There’s always been a discussion in San Jose around connecting Santana Row/Valley Fair to the VTA Light Rail network, creating a rail backbone down the San Carlos/Stevens Creek-corridor, eventually extending to De Anza College, becoming the east/west version of the North First Street transit corridor, linking greater San Jose to downtown, and the Eastside. And now as Nate Donato-Weinstein reported last week in the SVBJ, Santana Row is expanding, literally, from retail and housing(new 25 story residential tower proposal via Nate Donato-Weinstein SVBJ), into a major new jobs cluster, with nearly 1 million square feet of new new class A office space proposed for the extension across Winchester Boulevard.
But Santana Row is a place where San Joseans drive, so that they can walk. Traffic is typically horrendous throughout the week, even with the new $63 million dollar 880-280 interchange. Add to that an expansion of 1 million sqft of office, with a typical 150-225sqft per office worker, using the higher of those two numbers, that comes out to an additional 4,444 people coming to the Santana Row area every week day to work.
So what are the options? Bus Rapid Transit(BRT)- This is a dedicated lane for buses and typically a lower cost to Light Rail, with some people arguing the that it moves the same amount of people as Light Rail. Light Rail(LR)- electric rail that could possibly run down the middle of the street in both directions, slow and limited by traffic signals. Bay Area Rapid Transit(BART)- Regional rapid transit, that could be elevated over the street, buried underground, or follow along 280, extremely expensive and planning takes decades.
So why is BART the best alternative? Because the BART momentum has hit San Jose. Despite the gap in funding for Phase 2 in San Jose from Berryessa to downtown, there’s a feeling that Transit Oriented Development(TOD), a proven and successful development model in many other cities nationally and internationally, could be the catalyst that helps San Joseans leave the car behind. Instead of redundant transit route already serviced by Caltrain from Diridon Station to Santa Clara, and because BART to Santa Clara completely misses an obvious station at San Jose Mineta International Airport(which is does), BART should continue west past Diridon Station to Santana Row/Valley Fair. This is a logical and sensible transit connection to an area becoming a vibrant mixed-use hub of housing, retail, and office in an isolated car dependent island. In return, it also gives West San Jose a key transit connection back to Diridon Station and Caltrain. Not only that, this western option leaves the opportunity to continue to De Anza College in Cupertino. Here is a map that shows the options.

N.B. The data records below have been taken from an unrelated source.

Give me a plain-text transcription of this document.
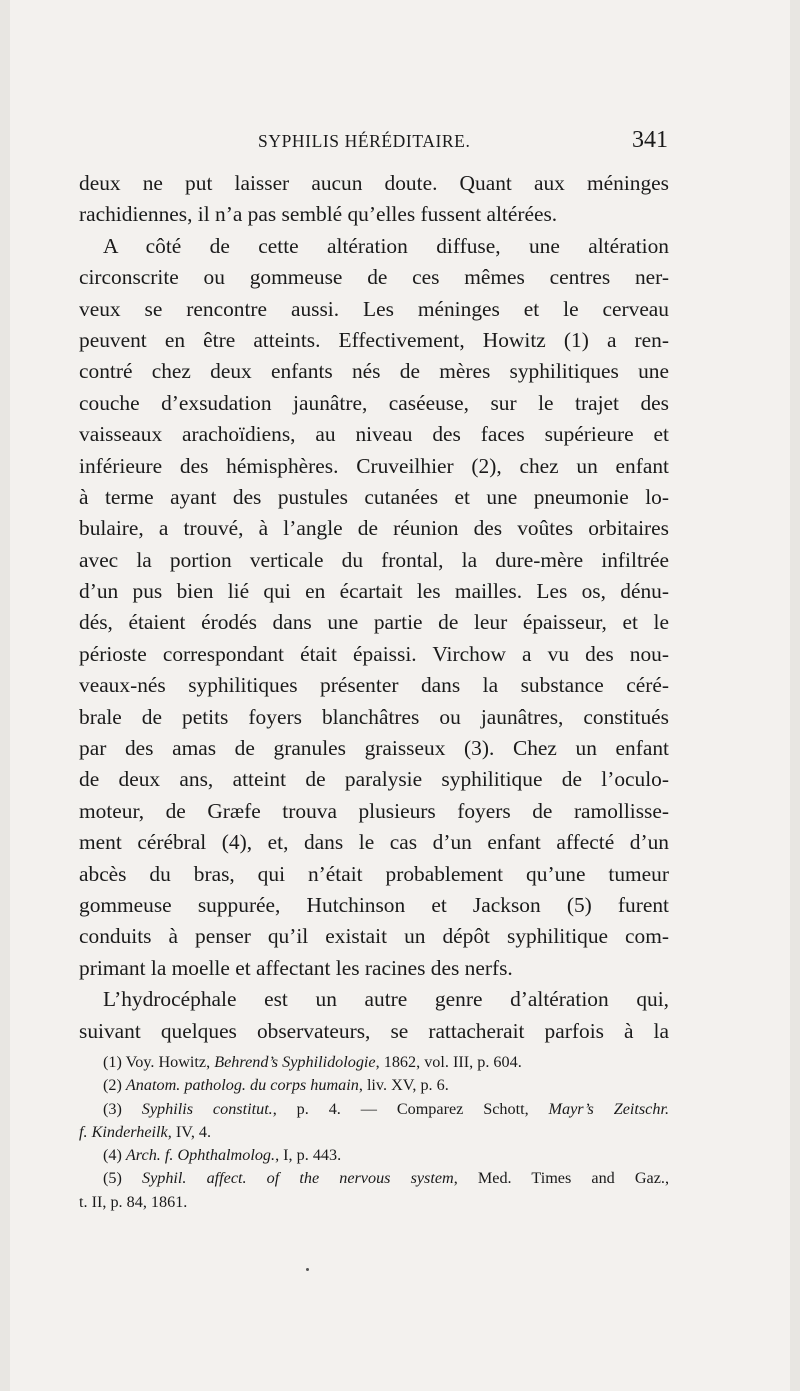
SYPHILIS HÉRÉDITAIRE.	341
deux ne put laisser aucun doute. Quant aux méninges
rachidiennes, il n’a pas semblé qu’elles fussent altérées.
A côté de cette altération diffuse, une altération
circonscrite ou gommeuse de ces mêmes centres ner-
veux se rencontre aussi. Les méninges et le cerveau
peuvent en être atteints. Effectivement, Howitz (1) a ren-
contré chez deux enfants nés de mères syphilitiques une
couche d’exsudation jaunâtre, caséeuse, sur le trajet des
vaisseaux arachoïdiens, au niveau des faces supérieure et
inférieure des hémisphères. Cruveilhier (2), chez un enfant
à terme ayant des pustules cutanées et une pneumonie lo-
bulaire, a trouvé, à l’angle de réunion des voûtes orbitaires
avec la portion verticale du frontal, la dure-mère infiltrée
d’un pus bien lié qui en écartait les mailles. Les os, dénu-
dés, étaient érodés dans une partie de leur épaisseur, et le
périoste correspondant était épaissi. Virchow a vu des nou-
veaux-nés syphilitiques présenter dans la substance céré-
brale de petits foyers blanchâtres ou jaunâtres, constitués
par des amas de granules graisseux (3). Chez un enfant
de deux ans, atteint de paralysie syphilitique de l’oculo-
moteur, de Græfe trouva plusieurs foyers de ramollisse-
ment cérébral (4), et, dans le cas d’un enfant affecté d’un
abcès du bras, qui n’était probablement qu’une tumeur
gommeuse suppurée, Hutchinson et Jackson (5) furent
conduits à penser qu’il existait un dépôt syphilitique com-
primant la moelle et affectant les racines des nerfs.
L’hydrocéphale est un autre genre d’altération qui,
suivant quelques observateurs, se rattacherait parfois à la
(1) Voy. Howitz, Behrend’s Syphilidologie, 1862, vol. III, p. 604.
(2) Anatom. patholog. du corps humain, liv. XV, p. 6.
(3) Syphilis constitut., p. 4. — Comparez Schott, Mayr’s Zeitschr.
f. Kinderheilk, IV, 4.
(4) Arch. f. Ophthalmolog., I, p. 443.
(5) Syphil. affect. of the nervous system, Med. Times and Gaz.,
t. II, p. 84, 1861.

All of this comes at a price of course but it also takes a shift in mindsets. Are San Joseans willing to look to the future of development and transportation, and ditch the beloved car, or hold fast to an unsustainable model in a burgeoning urban region? Millennials are leaving their cars en masse across the nation, but in order for San Joseans to join, there needs to be other transportation options. Companies and individuals are becoming self selective, and will look towards TOD offices and residences. But in order for them to make transit a priority, there needs to be well designed transit options available.
Maybe BART is the wrong answer for Santana Row, but adding more cars is definitely not the answer. There needs to be alternative options that allow office workers, shoppers, and revelers reliable ways to move to and from Santana Row that aren’t exclusively individual cars.